会社の掃除を仕事だからする。工事現場の安全確保を仕事だからする。
もっと言えば料理の仕込みを仕事だからする。病院で看護や介護を仕事だからする。役所で受付を仕事だからする。
などなどまだまだいっぱいあるんですが、仕事だからしているうちは素人です。
いや、素人というよりいつまでたってもただの駒であり、代わりのいる人材であると言えます。

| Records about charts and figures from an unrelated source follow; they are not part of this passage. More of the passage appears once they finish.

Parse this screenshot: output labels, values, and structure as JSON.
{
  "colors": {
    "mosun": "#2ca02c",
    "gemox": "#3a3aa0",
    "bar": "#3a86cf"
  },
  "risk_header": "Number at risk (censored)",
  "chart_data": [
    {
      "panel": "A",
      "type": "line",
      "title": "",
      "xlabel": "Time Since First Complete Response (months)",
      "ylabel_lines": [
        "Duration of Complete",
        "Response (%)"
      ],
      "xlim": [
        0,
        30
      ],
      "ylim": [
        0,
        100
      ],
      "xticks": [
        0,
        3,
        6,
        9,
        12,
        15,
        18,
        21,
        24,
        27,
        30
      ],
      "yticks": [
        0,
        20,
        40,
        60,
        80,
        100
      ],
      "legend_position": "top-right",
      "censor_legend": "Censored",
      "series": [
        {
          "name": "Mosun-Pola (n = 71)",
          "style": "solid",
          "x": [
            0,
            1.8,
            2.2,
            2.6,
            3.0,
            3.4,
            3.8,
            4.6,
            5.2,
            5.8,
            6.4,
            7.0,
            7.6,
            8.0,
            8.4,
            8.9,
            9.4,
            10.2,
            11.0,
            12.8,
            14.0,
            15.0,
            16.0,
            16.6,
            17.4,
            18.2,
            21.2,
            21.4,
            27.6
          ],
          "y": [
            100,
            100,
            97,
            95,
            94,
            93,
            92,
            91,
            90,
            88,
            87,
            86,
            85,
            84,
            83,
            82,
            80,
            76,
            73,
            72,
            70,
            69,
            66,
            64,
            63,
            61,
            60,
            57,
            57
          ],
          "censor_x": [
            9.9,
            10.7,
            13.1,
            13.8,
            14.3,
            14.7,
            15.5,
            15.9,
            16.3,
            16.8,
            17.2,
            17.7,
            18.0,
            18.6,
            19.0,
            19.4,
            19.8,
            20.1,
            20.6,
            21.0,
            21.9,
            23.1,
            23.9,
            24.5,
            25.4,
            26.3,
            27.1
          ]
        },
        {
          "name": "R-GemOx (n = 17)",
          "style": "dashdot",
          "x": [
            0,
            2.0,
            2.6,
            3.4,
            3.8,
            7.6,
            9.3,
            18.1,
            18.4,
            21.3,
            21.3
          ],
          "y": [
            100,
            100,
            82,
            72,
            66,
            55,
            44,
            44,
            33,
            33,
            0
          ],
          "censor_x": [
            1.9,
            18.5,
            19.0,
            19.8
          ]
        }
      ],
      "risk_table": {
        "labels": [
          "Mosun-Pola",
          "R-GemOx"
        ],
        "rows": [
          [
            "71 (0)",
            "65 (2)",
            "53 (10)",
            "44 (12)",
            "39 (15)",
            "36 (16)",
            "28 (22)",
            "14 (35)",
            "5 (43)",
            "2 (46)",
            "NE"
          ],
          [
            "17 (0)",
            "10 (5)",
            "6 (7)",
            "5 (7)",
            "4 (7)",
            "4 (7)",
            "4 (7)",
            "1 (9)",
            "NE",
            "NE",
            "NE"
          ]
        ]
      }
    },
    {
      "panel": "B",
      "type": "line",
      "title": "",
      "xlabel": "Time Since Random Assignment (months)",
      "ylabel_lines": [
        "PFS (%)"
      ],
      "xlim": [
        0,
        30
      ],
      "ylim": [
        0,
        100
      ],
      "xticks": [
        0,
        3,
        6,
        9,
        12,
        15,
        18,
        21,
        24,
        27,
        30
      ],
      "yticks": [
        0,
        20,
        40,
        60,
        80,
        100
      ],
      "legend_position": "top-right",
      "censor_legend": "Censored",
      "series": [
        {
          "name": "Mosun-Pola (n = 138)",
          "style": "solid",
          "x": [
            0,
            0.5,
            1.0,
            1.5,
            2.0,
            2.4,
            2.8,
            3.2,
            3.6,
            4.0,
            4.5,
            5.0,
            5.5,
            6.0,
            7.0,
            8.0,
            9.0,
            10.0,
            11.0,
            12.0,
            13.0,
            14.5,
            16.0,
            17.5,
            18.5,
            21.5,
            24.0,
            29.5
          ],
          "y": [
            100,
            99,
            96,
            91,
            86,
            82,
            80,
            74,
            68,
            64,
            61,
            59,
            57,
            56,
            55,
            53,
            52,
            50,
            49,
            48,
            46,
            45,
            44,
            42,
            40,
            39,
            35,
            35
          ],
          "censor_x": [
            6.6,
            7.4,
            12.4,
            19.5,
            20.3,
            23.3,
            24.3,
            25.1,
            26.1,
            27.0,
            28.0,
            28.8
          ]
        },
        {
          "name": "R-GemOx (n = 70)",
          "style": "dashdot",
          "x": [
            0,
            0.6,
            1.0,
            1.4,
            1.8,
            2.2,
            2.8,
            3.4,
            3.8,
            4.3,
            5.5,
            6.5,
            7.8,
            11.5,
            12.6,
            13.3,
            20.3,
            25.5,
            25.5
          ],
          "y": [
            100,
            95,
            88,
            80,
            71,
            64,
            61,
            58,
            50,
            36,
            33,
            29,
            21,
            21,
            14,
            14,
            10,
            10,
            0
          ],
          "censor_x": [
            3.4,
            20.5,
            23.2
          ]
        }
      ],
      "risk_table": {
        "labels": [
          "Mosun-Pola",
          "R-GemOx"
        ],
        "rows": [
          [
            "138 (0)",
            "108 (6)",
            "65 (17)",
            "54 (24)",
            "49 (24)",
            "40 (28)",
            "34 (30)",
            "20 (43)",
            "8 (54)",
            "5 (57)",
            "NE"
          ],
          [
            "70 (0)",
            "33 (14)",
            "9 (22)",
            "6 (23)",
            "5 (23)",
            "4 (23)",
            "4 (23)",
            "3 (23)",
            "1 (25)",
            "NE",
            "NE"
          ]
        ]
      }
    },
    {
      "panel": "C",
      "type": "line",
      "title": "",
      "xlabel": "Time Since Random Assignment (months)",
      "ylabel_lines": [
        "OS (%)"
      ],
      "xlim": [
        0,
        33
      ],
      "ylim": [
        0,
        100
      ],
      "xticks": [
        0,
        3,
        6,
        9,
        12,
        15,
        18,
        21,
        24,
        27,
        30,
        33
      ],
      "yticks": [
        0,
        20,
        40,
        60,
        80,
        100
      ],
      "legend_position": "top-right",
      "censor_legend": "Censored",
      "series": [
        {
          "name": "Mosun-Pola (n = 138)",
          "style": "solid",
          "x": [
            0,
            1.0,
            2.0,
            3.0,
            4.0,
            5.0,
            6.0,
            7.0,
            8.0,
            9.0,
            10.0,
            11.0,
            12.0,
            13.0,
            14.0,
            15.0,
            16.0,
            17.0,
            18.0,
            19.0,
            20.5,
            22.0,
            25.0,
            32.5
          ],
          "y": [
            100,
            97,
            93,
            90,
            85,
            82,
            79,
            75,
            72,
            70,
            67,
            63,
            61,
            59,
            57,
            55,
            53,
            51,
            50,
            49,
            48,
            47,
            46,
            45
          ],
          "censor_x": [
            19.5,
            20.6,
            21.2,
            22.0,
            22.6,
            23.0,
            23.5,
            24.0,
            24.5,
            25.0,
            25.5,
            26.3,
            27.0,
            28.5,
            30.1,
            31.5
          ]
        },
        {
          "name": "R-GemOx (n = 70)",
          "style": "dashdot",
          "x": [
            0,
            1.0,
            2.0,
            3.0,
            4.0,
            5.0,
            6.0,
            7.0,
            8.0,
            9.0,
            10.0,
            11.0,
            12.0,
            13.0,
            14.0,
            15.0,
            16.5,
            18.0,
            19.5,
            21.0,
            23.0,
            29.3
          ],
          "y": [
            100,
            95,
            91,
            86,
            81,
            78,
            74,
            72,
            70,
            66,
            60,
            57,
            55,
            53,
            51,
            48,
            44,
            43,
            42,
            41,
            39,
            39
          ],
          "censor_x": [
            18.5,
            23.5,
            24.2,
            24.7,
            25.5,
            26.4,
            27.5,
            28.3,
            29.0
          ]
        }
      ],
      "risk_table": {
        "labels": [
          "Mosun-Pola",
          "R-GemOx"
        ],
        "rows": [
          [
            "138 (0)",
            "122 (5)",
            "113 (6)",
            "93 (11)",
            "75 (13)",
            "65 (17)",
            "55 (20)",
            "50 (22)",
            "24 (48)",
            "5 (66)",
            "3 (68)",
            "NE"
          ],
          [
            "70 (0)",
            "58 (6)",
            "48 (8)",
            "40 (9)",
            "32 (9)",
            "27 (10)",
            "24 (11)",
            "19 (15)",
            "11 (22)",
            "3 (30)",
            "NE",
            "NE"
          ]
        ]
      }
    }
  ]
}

もちろん生業(なりわい)にしているのでお金をいただくのでありますが、そのお金だけのためにしているのが「仕事だからするの仕事」であり、そもそもお金が目的で働いているのは悲しいことであります。
多くの人がそれに気づく。
私も20歳代後半で気づいた。お金は手段であり、目的ではないということを。
今、目の前に与えられていることは仕事だからするのではなく、自分自身に課せられた使命だからする。世に中に対して自らを代償として貢献できる類のものだからする。神様が与えてくれた毎日毎日の試練だからする。
そもそも人は人生の最後に死ぬという仕事をしなければならない。広義か狭義かで仕事の意味もいろいろあるが人生を仕事として考えたら仕事だからするというような発想にはならない。
生まれなさい、歳とりなさい、病気になりなさい、死になさい。すべて仕事であります。
その中には人を好きになったり、子供がうまれたり、いろんな幸せと感じるようなことも体験しますがそれも人生の中では仕事なのではと私は思う。
「仕事だからする」という発想をこういうふうに考えたら、天の大きな力に我々は生かされていると、毎日励めよと言われている気がするのです。
そして、サービスを受けるお客様も、食べるお客様も、看護や介護を受ける患者もそんな人にみてもらうのが一番嬉しく感じるんではないでしょうか。少なくとも私はそう思います。